Quantum Computational Supremacy with Scott Aaronson
In fall 2019, a team at Google made the first-ever claim of "quantum computational supremacy"—that is, a clear quantum speedup over a classical computer for some task—using a 53-qubit programmable superconducting chip called Sycamore. Since then, a group at USTC in China has made additional claims of quantum supremacy, using both superconducting qubits and "Boson Sampling" (a proposal by me and Alex Arkhipov from 2011) with ~70 photons in an optical network. In addition to engineering, these experiments built on a decade of research in quantum complexity theory. This talk will discuss questions like: what exactly were the contrived computational problems that were solved? How does one verify the outputs using a classical computer? And crucially, how confident can we be that the problems are really classically hard?
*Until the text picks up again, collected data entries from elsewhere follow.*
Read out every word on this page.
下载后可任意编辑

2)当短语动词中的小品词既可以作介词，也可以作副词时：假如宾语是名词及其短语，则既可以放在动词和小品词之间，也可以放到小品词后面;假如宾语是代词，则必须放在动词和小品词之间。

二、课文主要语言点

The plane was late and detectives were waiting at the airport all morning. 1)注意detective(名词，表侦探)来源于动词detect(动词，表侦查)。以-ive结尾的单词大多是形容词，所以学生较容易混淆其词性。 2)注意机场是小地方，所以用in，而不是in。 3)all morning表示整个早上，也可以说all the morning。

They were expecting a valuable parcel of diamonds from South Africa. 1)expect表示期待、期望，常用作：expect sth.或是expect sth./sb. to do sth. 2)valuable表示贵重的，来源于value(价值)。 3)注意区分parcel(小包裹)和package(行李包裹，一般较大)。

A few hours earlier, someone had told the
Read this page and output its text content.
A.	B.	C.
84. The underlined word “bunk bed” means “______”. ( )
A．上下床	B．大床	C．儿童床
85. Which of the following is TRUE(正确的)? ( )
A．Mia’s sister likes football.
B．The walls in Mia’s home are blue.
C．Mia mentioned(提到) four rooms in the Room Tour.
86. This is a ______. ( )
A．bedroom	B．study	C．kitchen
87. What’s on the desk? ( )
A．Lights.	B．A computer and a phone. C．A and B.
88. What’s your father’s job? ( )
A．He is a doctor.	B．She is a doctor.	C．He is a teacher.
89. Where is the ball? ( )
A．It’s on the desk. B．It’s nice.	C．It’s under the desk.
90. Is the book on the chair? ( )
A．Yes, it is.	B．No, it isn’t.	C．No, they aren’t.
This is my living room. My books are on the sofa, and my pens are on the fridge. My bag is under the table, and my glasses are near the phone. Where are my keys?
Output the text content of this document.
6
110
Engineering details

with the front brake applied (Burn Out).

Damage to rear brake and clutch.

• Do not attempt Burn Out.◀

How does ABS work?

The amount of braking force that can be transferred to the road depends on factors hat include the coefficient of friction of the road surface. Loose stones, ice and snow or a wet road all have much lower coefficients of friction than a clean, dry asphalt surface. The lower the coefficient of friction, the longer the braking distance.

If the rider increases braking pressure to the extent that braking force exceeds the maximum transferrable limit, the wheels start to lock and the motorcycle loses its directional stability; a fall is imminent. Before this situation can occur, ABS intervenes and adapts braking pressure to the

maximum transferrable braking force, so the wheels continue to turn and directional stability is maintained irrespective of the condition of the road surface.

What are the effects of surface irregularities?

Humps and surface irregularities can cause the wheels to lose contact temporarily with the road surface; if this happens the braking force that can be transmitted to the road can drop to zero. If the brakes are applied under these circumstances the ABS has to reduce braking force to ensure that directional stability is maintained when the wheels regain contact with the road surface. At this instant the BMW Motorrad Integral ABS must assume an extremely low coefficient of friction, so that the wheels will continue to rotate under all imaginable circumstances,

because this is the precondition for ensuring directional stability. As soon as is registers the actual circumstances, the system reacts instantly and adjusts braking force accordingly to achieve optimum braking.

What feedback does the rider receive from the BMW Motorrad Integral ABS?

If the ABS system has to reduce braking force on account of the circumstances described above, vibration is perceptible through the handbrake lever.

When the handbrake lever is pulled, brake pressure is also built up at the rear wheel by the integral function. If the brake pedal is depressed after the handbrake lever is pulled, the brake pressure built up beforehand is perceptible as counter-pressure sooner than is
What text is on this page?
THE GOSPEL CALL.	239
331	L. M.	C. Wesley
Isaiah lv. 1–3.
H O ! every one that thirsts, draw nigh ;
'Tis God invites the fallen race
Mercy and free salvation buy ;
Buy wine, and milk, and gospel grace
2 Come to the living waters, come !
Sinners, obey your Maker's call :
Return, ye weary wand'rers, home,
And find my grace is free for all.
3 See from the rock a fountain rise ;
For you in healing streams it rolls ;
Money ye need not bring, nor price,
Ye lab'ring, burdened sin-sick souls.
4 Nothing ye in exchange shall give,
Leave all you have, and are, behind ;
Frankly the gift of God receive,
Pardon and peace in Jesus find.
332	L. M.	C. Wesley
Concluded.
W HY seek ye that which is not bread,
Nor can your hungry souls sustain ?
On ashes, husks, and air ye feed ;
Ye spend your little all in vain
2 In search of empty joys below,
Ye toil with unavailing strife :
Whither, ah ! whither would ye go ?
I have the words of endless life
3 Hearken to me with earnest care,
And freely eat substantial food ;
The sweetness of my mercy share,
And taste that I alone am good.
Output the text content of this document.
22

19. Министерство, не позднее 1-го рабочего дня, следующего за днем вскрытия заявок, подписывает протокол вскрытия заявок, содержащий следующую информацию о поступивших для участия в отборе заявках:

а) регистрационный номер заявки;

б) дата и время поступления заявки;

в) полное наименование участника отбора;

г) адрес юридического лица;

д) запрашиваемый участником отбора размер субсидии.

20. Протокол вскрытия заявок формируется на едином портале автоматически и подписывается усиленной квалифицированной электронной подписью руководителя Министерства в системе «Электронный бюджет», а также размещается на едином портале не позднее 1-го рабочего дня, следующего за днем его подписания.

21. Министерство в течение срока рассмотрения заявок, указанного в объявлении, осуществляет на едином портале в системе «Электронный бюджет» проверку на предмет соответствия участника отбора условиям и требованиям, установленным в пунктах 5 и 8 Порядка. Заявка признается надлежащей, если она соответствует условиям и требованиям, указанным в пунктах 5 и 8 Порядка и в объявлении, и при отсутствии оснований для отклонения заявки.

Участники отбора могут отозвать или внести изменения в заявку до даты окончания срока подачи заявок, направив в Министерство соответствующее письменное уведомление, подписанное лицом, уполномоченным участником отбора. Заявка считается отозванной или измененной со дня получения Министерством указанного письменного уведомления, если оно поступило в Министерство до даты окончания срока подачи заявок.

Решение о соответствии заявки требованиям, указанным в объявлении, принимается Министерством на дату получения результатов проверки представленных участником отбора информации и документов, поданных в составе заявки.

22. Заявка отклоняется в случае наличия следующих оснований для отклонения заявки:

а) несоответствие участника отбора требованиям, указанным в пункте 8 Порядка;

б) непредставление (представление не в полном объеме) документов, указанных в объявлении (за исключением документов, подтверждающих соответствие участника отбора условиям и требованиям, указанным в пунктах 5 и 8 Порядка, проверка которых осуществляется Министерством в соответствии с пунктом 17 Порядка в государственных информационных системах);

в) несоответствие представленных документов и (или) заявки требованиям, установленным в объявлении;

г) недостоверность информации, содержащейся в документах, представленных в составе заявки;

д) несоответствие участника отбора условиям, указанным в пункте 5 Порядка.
Scott Aaronson is the David J. Bruton Centennial Professor of Computer Science at the University of Texas at Austin. He received his bachelor's from Cornell University and his PhD from UC Berkeley. Before coming to UT Austin, he spent nine years as a professor in Electrical Engineering and Computer Science at MIT. Aaronson's research in theoretical computer science has focused mainly on the capabilities and limits of quantum computers. His first book, Quantum Computing Since Democritus, was published in 2013 by Cambridge University Press. He received the National Science Foundation’s Alan T. Waterman Award, the United States PECASE Award, and the Tomassoni-Chisesi Prize in Physics. He is the recipient of the 2020 ACM Prize in Computing and a Fellow of ACM.